Stavros Niarchos Foundation
- Founded: 1996; 30 years ago
- Founder: Stavros Niarchos
- Type: Charitable
- Location(s): Athens, Greece Monte Carlo, Monaco New York City;
- Region served: Global
- Method: Grants, funding
- Website: www.snf.org

= Stavros Niarchos Foundation =

Greek foundation

The Stavros Niarchos Foundation (SNF) is a philanthropic organization established upon Stavros Niarchos' death in 1996. Niarchos was one of the world's largest transporters of oil and owned the largest supertanker fleet of his time. The Foundation has offices in Athens, New York, and Monaco, and provides grants in more than 130 countries. The Foundation is led by Andreas Dracopoulos, great-nephew of Stavros Niarchos, and his cousins Spyros and Philip Niarchos who serve as co-presidents.

==History==
The Stavros Niarchos Foundation was established in 1996 following the death of Greek shipping magnate Stavros Niarchos, who fully endowed the foundation. The foundation's leadership is led by Andreas Dracopoulos, great-nephew of founder Stavros Niarchos, and his two cousins Spyros and Philip Niarchos who serve as co-presidents.

Following the Greek financial crisis, the SNF funded projects including mobile medical care stations, school meals, and homeless shelters. The SNF allocated $100 million in 2010 for initiatives addressing hunger and poverty in Greece. In 2012, the foundation provided donations focused on Greek youth unemployment programs.

The SNF donated to healthcare projects globally, including the construction of new hospitals in Komotini, Thessaloniki, and Sparta in Greece.
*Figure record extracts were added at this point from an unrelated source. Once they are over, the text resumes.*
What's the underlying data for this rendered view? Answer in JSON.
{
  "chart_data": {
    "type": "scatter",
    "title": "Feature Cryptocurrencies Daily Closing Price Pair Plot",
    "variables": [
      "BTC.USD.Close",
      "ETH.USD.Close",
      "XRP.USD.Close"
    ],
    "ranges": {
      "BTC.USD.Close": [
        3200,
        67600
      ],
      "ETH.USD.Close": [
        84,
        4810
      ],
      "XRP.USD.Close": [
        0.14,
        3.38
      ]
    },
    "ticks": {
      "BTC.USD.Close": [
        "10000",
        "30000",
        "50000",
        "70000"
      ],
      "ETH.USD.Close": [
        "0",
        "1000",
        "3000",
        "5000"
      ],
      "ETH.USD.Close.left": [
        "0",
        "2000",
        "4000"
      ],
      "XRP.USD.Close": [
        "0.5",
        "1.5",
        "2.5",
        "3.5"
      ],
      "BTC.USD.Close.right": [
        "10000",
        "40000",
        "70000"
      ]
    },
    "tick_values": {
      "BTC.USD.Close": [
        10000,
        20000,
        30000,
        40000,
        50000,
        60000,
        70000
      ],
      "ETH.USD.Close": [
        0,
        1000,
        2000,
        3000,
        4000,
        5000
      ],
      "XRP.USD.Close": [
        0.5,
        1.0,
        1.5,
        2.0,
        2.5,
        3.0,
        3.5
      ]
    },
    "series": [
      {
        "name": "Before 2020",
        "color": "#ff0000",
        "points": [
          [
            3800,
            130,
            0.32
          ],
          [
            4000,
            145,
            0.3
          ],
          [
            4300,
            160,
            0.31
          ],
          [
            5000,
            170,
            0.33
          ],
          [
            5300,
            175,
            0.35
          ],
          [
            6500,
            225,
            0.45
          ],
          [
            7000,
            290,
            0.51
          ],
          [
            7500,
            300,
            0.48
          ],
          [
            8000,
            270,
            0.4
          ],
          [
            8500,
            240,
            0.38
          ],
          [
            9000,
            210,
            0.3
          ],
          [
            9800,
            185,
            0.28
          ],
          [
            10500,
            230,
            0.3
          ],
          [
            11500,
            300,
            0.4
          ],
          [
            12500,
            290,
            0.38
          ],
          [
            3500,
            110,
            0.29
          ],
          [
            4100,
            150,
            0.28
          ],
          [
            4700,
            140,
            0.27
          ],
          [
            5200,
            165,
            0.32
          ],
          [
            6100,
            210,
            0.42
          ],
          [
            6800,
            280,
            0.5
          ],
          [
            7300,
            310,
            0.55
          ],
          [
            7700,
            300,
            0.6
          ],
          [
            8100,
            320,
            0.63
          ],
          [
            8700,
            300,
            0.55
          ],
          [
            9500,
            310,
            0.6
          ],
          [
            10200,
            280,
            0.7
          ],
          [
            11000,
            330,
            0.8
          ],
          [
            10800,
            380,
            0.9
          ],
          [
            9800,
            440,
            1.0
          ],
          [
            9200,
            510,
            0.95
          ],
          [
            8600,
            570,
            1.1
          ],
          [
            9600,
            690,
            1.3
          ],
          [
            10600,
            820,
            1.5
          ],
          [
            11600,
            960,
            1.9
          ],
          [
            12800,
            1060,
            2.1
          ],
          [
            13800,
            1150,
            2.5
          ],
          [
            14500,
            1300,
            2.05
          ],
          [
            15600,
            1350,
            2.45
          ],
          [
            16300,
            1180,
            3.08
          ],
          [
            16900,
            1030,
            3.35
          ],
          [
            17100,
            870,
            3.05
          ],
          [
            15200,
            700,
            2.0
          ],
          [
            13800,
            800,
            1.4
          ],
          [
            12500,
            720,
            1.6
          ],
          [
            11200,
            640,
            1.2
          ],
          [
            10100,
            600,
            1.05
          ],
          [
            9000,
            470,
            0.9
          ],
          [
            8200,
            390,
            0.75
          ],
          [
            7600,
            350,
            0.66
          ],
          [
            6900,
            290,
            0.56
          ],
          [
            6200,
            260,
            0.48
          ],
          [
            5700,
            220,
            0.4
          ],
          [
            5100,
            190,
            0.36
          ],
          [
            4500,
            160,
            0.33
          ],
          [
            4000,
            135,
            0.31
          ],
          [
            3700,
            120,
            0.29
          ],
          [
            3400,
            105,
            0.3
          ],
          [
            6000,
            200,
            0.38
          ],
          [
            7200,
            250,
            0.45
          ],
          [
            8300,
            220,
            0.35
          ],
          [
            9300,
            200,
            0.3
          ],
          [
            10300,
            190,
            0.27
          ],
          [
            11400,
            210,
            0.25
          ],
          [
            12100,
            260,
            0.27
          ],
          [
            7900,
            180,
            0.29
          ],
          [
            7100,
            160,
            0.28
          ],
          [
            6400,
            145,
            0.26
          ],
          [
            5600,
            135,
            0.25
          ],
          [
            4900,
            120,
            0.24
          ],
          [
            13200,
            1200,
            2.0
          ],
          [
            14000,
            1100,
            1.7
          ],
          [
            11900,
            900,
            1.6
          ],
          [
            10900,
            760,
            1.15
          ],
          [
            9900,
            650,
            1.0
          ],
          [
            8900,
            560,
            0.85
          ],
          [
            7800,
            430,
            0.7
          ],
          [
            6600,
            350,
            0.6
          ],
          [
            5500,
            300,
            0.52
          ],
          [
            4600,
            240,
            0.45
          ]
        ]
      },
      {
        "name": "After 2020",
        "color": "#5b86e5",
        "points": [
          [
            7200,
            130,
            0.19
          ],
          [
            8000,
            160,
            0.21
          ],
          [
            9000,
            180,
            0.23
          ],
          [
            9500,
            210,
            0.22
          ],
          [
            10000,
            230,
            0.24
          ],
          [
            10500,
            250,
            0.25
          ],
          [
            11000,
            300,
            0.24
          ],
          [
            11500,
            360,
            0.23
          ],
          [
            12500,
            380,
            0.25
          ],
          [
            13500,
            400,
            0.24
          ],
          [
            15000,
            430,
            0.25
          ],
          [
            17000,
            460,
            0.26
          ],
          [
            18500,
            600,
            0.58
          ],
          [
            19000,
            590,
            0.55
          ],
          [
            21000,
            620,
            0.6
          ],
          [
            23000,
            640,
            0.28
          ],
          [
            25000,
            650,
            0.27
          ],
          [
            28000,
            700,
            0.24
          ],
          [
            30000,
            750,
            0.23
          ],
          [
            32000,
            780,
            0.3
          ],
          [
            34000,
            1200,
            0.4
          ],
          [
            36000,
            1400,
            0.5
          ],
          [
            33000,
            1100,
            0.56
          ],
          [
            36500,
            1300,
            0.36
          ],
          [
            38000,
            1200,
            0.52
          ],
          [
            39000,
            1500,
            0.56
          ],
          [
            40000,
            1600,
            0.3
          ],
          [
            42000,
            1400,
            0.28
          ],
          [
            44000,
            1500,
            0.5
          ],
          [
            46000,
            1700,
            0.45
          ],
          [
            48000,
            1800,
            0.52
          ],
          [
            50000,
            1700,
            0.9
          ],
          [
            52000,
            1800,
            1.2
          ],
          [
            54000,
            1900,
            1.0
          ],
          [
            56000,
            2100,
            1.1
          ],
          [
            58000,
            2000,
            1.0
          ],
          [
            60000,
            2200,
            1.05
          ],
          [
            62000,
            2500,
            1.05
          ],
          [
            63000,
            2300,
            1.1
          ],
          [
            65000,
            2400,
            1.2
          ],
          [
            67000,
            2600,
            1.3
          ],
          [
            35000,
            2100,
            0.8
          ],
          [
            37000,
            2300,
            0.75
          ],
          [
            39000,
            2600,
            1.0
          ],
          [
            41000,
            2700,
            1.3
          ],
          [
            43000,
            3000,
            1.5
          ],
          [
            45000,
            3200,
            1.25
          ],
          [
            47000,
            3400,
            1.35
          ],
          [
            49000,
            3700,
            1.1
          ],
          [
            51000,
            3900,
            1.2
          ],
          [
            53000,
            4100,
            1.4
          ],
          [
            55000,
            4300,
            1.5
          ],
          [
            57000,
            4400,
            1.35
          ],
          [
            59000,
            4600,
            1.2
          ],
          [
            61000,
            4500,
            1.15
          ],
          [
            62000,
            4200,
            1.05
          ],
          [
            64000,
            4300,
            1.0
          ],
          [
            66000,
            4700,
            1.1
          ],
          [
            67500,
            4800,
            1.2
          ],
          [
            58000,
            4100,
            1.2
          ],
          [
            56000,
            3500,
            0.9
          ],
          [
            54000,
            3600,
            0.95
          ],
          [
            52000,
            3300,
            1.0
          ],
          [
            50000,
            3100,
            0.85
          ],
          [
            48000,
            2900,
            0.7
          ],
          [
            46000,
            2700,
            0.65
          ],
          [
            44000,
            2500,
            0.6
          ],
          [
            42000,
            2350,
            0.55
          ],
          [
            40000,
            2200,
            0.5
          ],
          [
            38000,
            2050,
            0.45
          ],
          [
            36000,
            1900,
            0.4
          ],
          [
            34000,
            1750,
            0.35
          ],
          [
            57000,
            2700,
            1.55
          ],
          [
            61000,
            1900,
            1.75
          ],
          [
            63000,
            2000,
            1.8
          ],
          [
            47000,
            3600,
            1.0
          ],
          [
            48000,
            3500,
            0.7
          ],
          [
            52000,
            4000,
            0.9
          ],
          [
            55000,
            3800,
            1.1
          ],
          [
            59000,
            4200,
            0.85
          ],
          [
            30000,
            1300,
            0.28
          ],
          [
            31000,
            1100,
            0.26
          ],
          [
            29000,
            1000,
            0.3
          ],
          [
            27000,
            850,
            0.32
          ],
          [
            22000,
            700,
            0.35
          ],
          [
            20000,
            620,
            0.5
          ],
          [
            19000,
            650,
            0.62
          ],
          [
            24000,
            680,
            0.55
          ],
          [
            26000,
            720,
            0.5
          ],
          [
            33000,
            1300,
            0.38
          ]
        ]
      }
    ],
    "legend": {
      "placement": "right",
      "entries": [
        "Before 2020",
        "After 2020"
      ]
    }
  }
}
The SNF built and transferred ownership of the Stavros Niarchos Foundation Cultural Center to the Greek government in 2017. The complex houses the Greek National Opera, the National Library of Greece, and the Stavros Niarchos Park.

The Foundation and the NGO Movement on the Ground funded The Barca Soccer FutbolNet programme which began July 2017. As of 2018, the SNF partially funded the Culture Pass program, which enabled cardholders from the New York Public Library, Brooklyn Public Library, and Queens Library to access 33 cultural institutions across the city without charge. SNF funded the Street Vendor Project in 2020, which provided meals to those lacking food security in New York City.

The SNF partnered with Rockefeller University in 2019 to create the Stavros Niarchos Foundation-David Rockefeller River Campus. In 2022, the SNF donated $75 million to Rockefeller University for the creation of an infectious disease institute. The SNF also donated $75 million to Columbia University for the creation of the SNF Center for Precision Psychiatry and Mental Health in April 2023.